Eight Questions to Answer Before You Quit Your Day Job

May 6, 2016

You have a full-time job that provides you with a stable income and probably several fringe benefits such as paid vacations, health insurance, sick leave and possibly a 401(k). You also have a great idea for a product or service, long to be your own boss and are unhappy with the limited time you can devote to your fledgling company. You know that sooner or later, you will need to quit your day job and devote yourself full time to your startup. The issue lies in knowing when it is time to turn in your resignation and throw yourself completely into your own business. The answers to the next couple of questions can help you decide whether it is the right time to make the transition.
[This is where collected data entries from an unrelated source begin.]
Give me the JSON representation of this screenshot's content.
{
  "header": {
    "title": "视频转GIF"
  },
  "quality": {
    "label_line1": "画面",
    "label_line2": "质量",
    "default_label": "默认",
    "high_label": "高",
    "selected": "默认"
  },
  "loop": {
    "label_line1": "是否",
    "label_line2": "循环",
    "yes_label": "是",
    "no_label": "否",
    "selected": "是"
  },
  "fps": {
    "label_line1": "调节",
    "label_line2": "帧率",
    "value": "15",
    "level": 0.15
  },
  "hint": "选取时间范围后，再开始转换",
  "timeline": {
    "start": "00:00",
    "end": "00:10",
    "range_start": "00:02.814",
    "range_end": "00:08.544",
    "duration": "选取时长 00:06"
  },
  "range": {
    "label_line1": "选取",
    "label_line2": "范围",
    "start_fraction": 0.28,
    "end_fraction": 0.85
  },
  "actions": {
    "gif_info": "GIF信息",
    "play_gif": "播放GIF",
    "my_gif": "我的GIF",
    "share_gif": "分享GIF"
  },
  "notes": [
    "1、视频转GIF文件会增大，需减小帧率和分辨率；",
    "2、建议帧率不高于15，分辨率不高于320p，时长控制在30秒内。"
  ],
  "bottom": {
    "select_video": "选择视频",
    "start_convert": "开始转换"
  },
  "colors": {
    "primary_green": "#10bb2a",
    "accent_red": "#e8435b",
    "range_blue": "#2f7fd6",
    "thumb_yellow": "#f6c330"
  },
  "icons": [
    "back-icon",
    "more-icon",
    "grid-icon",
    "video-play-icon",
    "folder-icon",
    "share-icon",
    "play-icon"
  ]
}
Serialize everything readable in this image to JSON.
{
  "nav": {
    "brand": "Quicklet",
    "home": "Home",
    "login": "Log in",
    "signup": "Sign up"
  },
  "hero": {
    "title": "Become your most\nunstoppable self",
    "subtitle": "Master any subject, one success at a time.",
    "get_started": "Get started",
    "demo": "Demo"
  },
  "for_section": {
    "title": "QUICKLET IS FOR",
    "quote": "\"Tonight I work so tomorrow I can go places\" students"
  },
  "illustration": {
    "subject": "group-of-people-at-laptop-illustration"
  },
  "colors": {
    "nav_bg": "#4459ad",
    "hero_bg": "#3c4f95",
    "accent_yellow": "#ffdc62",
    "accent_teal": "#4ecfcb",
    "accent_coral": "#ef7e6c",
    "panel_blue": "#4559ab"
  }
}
    1. How Dependent are You on the Income from Your Job?
      If you rely on the income from your job to pay rent, buy groceries and cover your other personal expenses, you may not be ready to quit just yet. On the other hand, if your spouse or partner has the means and willingness to cover all of the household expenses, you have more flexibility in your timing.
    2. What is the Balance in Your Savings Account?
      If you have saved little or no money, you might want to postpone your departure from your day job. It is not uncommon for a startup to show a loss or at best break even for the first few months. Your savings will need to cover any shortfalls in your personal expenses as well as keep your business going.
    3. Does Your Spouse or Partner Support the Transition?
      Launching a business can play havoc with your personal relationships. You will be working longer hours, trimming your budget and dealing with increased stress. If you are single like me, all of this may be a non-issue. However, if you are in a committed relationship, it is best to have the full support of your spouse or partner to protect the relationship and reduce the possibility that he or she could inadvertently undermine your efforts.
    4. Do You Have a Realistic Plan?
      A brilliant idea is great, but your ability to execute it is critical. You need to prepare with a plan that includes realistic sales projections as well as realistic budgets for expenses. This will be essential if you need to seek financing or investors for your business, but it also serves to help you monitor your progress and keep your business on track.
      Working through the Business Model Canvas is another great place to start. It can help you answer key questions within your company in order to have a clear picture of your costs, value proposition, and pricing strategy. It is one of the keystones of WaVE’s overall startup values.
    5. Can You Think of Creative Ways to Supplement Your Business Profits?
      If you need to, can you barter your services or products for things you need? For example, a startup marketing company might trade its services for office space. Are there related services you could offer, such as preventive maintenance contracts on equipment you sell? Also, think twice before you offer equity in your company in exchange for goods or services your company needs. It could just muddy the waters.
    6. What are Your Options if Your Business does not Meet Your Expectations?
      If it takes longer than anticipated for your business to start turning a substantial enough profit to pay yourself a salary, what are your options? How easily could you find part-time work or a full-time job if you must? Can you think of potential partners who could provide the influx of capital that you need? “Hope for the best but plan for the worst,” is the rule to live by when beginning your startup.
    7. How Excited are You about Your Startup?
      You will need enthusiasm and energy to keep you going. There will be days when it seems that nothing goes right. Unless you believe in your company — and yourself — you could become discouraged. If you are excited about your startup, you will be less likely to feel disheartened and more likely to display a contagious enthusiasm. At WaVE we put things on a scale from one to Akira. Whether it’s the income potential or job itself, you should be pretty close to an Akira level of enthusiasm for your startup before you quit your day job.
    8. Has Your Startup Reached the Stage Requiring Your Full-Time Commitment?
      The possibility exists that your startup may not be able to survive without your full-time participation. Perhaps you need to secure funding, but investors are demanding that you commit all of your time to your business. You may need to hire employees, but find that the best candidates are reluctant to work for a part-time boss. Maybe the demand for your services far outstrips your ability to service clients on a part-time basis. Any of these scenarios could indicate that it is time for you to take the plunge.

What to do . . .
If you want your startup to succeed, you will eventually need to devote yourself to it on a full-time basis. If you can quit your day job, do it; part-time entrepreneurs have a dismal success rate over the long haul. Just make sure that the time is right — and try not to burn any bridges behind you. You might also consider joining an accelerator such as Tampa Bay Wave to have a support network and hands-on mentors to help you succeed.